Prevent extra vertices from being processed

Extra vertices are added at the end of the vertex list when
processing a batch in order to avoid SIMD width overrun.
A single comparison can prevent us from processing these
vertices by disabling them in the stores and atomics mask.

This would fix the following tests:
dEQP-VK.synchronization.op.single_queue.*
when enabling the vertexPipelineStoresAndAtomics feature.

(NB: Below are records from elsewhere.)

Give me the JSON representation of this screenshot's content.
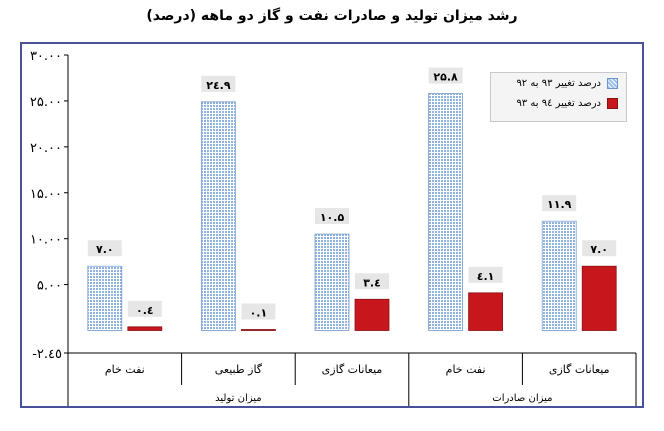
{
  "chart_data": {
    "type": "bar",
    "title": "رشد میزان تولید و صادرات نفت و گاز دو ماهه (درصد)",
    "ylim": [
      -2.45,
      30
    ],
    "yticks": [
      "-٢.٤٥",
      "۵.٠٠",
      "١٠.٠٠",
      "١۵.٠٠",
      "٢٠.٠٠",
      "٢۵.٠٠",
      "٣٠.٠٠"
    ],
    "ytick_values": [
      -2.45,
      5,
      10,
      15,
      20,
      25,
      30
    ],
    "categories": [
      "نفت خام",
      "گاز طبیعی",
      "میعانات گازی",
      "نفت خام",
      "میعانات گازی"
    ],
    "groups": [
      {
        "label": "میزان تولید",
        "span": [
          0,
          2
        ]
      },
      {
        "label": "میزان صادرات",
        "span": [
          3,
          4
        ]
      }
    ],
    "series": [
      {
        "name": "درصد تغییر ٩٣ به ٩٢",
        "values": [
          7.0,
          24.9,
          10.5,
          25.8,
          11.9
        ],
        "labels": [
          "٧.٠",
          "٢٤.٩",
          "١٠.۵",
          "٢۵.٨",
          "١١.٩"
        ],
        "color": "#9fc1e8"
      },
      {
        "name": "درصد تغییر ٩٤ به ٩٣",
        "values": [
          0.4,
          0.1,
          3.4,
          4.1,
          7.0
        ],
        "labels": [
          "٠.٤",
          "٠.١",
          "٣.٤",
          "٤.١",
          "٧.٠"
        ],
        "color": "#c8161d"
      }
    ],
    "legend_position": "top-right",
    "grid": false
  }
}
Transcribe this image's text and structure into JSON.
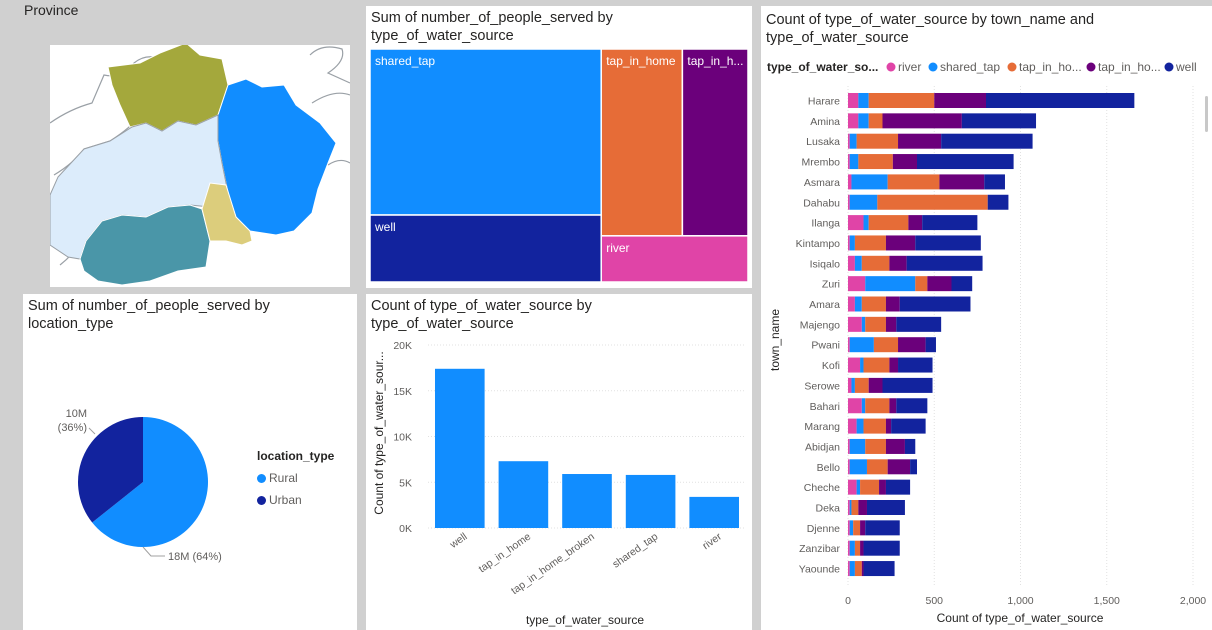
{
  "map_panel": {
    "title": "Province"
  },
  "colors": {
    "river": "#e044a7",
    "shared_tap": "#118dff",
    "tap_in_home": "#e66c37",
    "tap_in_home_broken": "#6b007b",
    "well": "#12239e",
    "province_1": "#a4a83c",
    "province_2": "#118dff",
    "province_3": "#dcecfb",
    "province_4": "#4a96a8",
    "province_5": "#dccd7c"
  },
  "treemap": {
    "title_line1": "Sum of number_of_people_served by",
    "title_line2": "type_of_water_source",
    "labels": {
      "shared_tap": "shared_tap",
      "tap_in_home": "tap_in_home",
      "tap_in_home_broken": "tap_in_h...",
      "well": "well",
      "river": "river"
    }
  },
  "pie": {
    "title_line1": "Sum of number_of_people_served by",
    "title_line2": "location_type",
    "legend_title": "location_type",
    "label_urban_1": "10M",
    "label_urban_2": "(36%)",
    "label_rural": "18M (64%)"
  },
  "column": {
    "title_line1": "Count of type_of_water_source by",
    "title_line2": "type_of_water_source",
    "xlabel": "type_of_water_source",
    "ylabel": "Count of type_of_water_sour..."
  },
  "stacked": {
    "title_line1": "Count of type_of_water_source by town_name and",
    "title_line2": "type_of_water_source",
    "legend_title": "type_of_water_so...",
    "legend_labels": [
      "river",
      "shared_tap",
      "tap_in_ho...",
      "tap_in_ho...",
      "well"
    ],
    "xlabel": "Count of type_of_water_source",
    "ylabel": "town_name"
  },
  "chart_data": [
    {
      "type": "treemap",
      "title": "Sum of number_of_people_served by type_of_water_source",
      "categories": [
        "shared_tap",
        "well",
        "tap_in_home",
        "tap_in_home_broken",
        "river"
      ],
      "values": [
        11900000,
        4800000,
        4700000,
        3800000,
        2100000
      ]
    },
    {
      "type": "pie",
      "title": "Sum of number_of_people_served by location_type",
      "categories": [
        "Rural",
        "Urban"
      ],
      "values": [
        18000000,
        10000000
      ],
      "percent": [
        64,
        36
      ],
      "legend": "right"
    },
    {
      "type": "bar",
      "title": "Count of type_of_water_source by type_of_water_source",
      "categories": [
        "well",
        "tap_in_home",
        "tap_in_home_broken",
        "shared_tap",
        "river"
      ],
      "values": [
        17400,
        7300,
        5900,
        5800,
        3400
      ],
      "xlabel": "type_of_water_source",
      "ylabel": "Count of type_of_water_sour...",
      "ylim": [
        0,
        20000
      ],
      "yticks": [
        "0K",
        "5K",
        "10K",
        "15K",
        "20K"
      ],
      "grid": true
    },
    {
      "type": "bar",
      "orientation": "horizontal-stacked",
      "title": "Count of type_of_water_source by town_name and type_of_water_source",
      "xlabel": "Count of type_of_water_source",
      "ylabel": "town_name",
      "xlim": [
        0,
        2000
      ],
      "xticks": [
        "0",
        "500",
        "1,000",
        "1,500",
        "2,000"
      ],
      "legend": "top",
      "categories": [
        "Harare",
        "Amina",
        "Lusaka",
        "Mrembo",
        "Asmara",
        "Dahabu",
        "Ilanga",
        "Kintampo",
        "Isiqalo",
        "Zuri",
        "Amara",
        "Majengo",
        "Pwani",
        "Kofi",
        "Serowe",
        "Bahari",
        "Marang",
        "Abidjan",
        "Bello",
        "Cheche",
        "Deka",
        "Djenne",
        "Zanzibar",
        "Yaounde"
      ],
      "series": [
        {
          "name": "river",
          "values": [
            60,
            60,
            10,
            10,
            20,
            10,
            90,
            10,
            40,
            100,
            40,
            80,
            10,
            70,
            20,
            80,
            50,
            10,
            10,
            50,
            10,
            10,
            10,
            10
          ]
        },
        {
          "name": "shared_tap",
          "values": [
            60,
            60,
            40,
            50,
            210,
            160,
            30,
            30,
            40,
            290,
            40,
            20,
            140,
            20,
            20,
            20,
            40,
            90,
            100,
            20,
            10,
            20,
            30,
            30
          ]
        },
        {
          "name": "tap_in_home",
          "values": [
            380,
            80,
            240,
            200,
            300,
            640,
            230,
            180,
            160,
            70,
            140,
            120,
            140,
            150,
            80,
            140,
            130,
            120,
            120,
            110,
            40,
            40,
            30,
            40
          ]
        },
        {
          "name": "tap_in_home_broken",
          "values": [
            300,
            460,
            250,
            140,
            260,
            0,
            80,
            170,
            100,
            140,
            80,
            60,
            160,
            50,
            80,
            40,
            30,
            110,
            130,
            40,
            50,
            30,
            20,
            10
          ]
        },
        {
          "name": "well",
          "values": [
            860,
            430,
            530,
            560,
            120,
            120,
            320,
            380,
            440,
            120,
            410,
            260,
            60,
            200,
            290,
            180,
            200,
            60,
            40,
            140,
            220,
            200,
            210,
            180
          ]
        }
      ]
    }
  ]
}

Note that these tests are affected because they wrongly
assume vertices won't be processed more than once. These
tests should still get fixed.

Bug b/140294254

Change-Id: I04185b899a9770537c3d10bcfd87e00e314582de
Reviewed-on: https://swiftshader-review.googlesource.com/c/SwiftShader/+/36368
Presubmit-Ready: Alexis Hétu <sugoi@google.com>
Kokoro-Presubmit: kokoro <noreply+kokoro@google.com>
Reviewed-by: Nicolas Capens <nicolascapens@google.com>
Tested-by: Alexis Hétu <sugoi@google.com>
diff --git a/src/Pipeline/VertexProgram.cpp b/src/Pipeline/VertexProgram.cpp
index dedf800..5bb3918 100644
--- a/src/Pipeline/VertexProgram.cpp
+++ b/src/Pipeline/VertexProgram.cpp
@@ -63,7 +63,7 @@
 	{
 	}
 
-	void VertexProgram::program(Pointer<UInt> &batch)
+	void VertexProgram::program(Pointer<UInt> &batch, UInt& vertexCount)
 	{
 		auto it = spirvShader->inputBuiltins.find(spv::BuiltInVertexIndex);
 		if (it != spirvShader->inputBuiltins.end())
@@ -80,7 +80,8 @@
 		}
 
 		auto activeLaneMask = SIMD::Int(0xFFFFFFFF);
-		spirvShader->emit(&routine, activeLaneMask, activeLaneMask, descriptorSets);
+		Int4 storesAndAtomicsMask = CmpGE(UInt4(vertexCount), UInt4(1, 2, 3, 4));
+		spirvShader->emit(&routine, activeLaneMask, storesAndAtomicsMask, descriptorSets);
 
 		spirvShader->emitEpilog(&routine);
 	}
diff --git a/src/Pipeline/VertexProgram.hpp b/src/Pipeline/VertexProgram.hpp
index 3c8a664..7baee79 100644
--- a/src/Pipeline/VertexProgram.hpp
+++ b/src/Pipeline/VertexProgram.hpp
@@ -34,7 +34,7 @@
 		virtual ~VertexProgram();
 
 	private:
-		void program(Pointer<UInt> &batch) override;
+		void program(Pointer<UInt> &batch, UInt& vertexCount) override;
 
 		const vk::DescriptorSet::Bindings &descriptorSets;
 	};
diff --git a/src/Pipeline/VertexRoutine.cpp b/src/Pipeline/VertexRoutine.cpp
index e43e96b..be84300 100644
--- a/src/Pipeline/VertexRoutine.cpp
+++ b/src/Pipeline/VertexRoutine.cpp
@@ -60,7 +60,7 @@
 			If(tagCache[cacheIndex] != index)
 			{
 				readInput(batch);
-				program(batch);
+				program(batch, vertexCount);
 				computeClipFlags();
 
 				writeCache(vertexCache, tagCache, batch);
diff --git a/src/Pipeline/VertexRoutine.hpp b/src/Pipeline/VertexRoutine.hpp
index dc22ecb..5a0a6e2 100644
--- a/src/Pipeline/VertexRoutine.hpp
+++ b/src/Pipeline/VertexRoutine.hpp
@@ -62,7 +62,7 @@
 		SpirvShader const * const spirvShader;
 
 	private:
-		virtual void program(Pointer<UInt> &batch) = 0;
+		virtual void program(Pointer<UInt> &batch, UInt& vertexCount) = 0;
 
 		typedef VertexProcessor::State::Input Stream;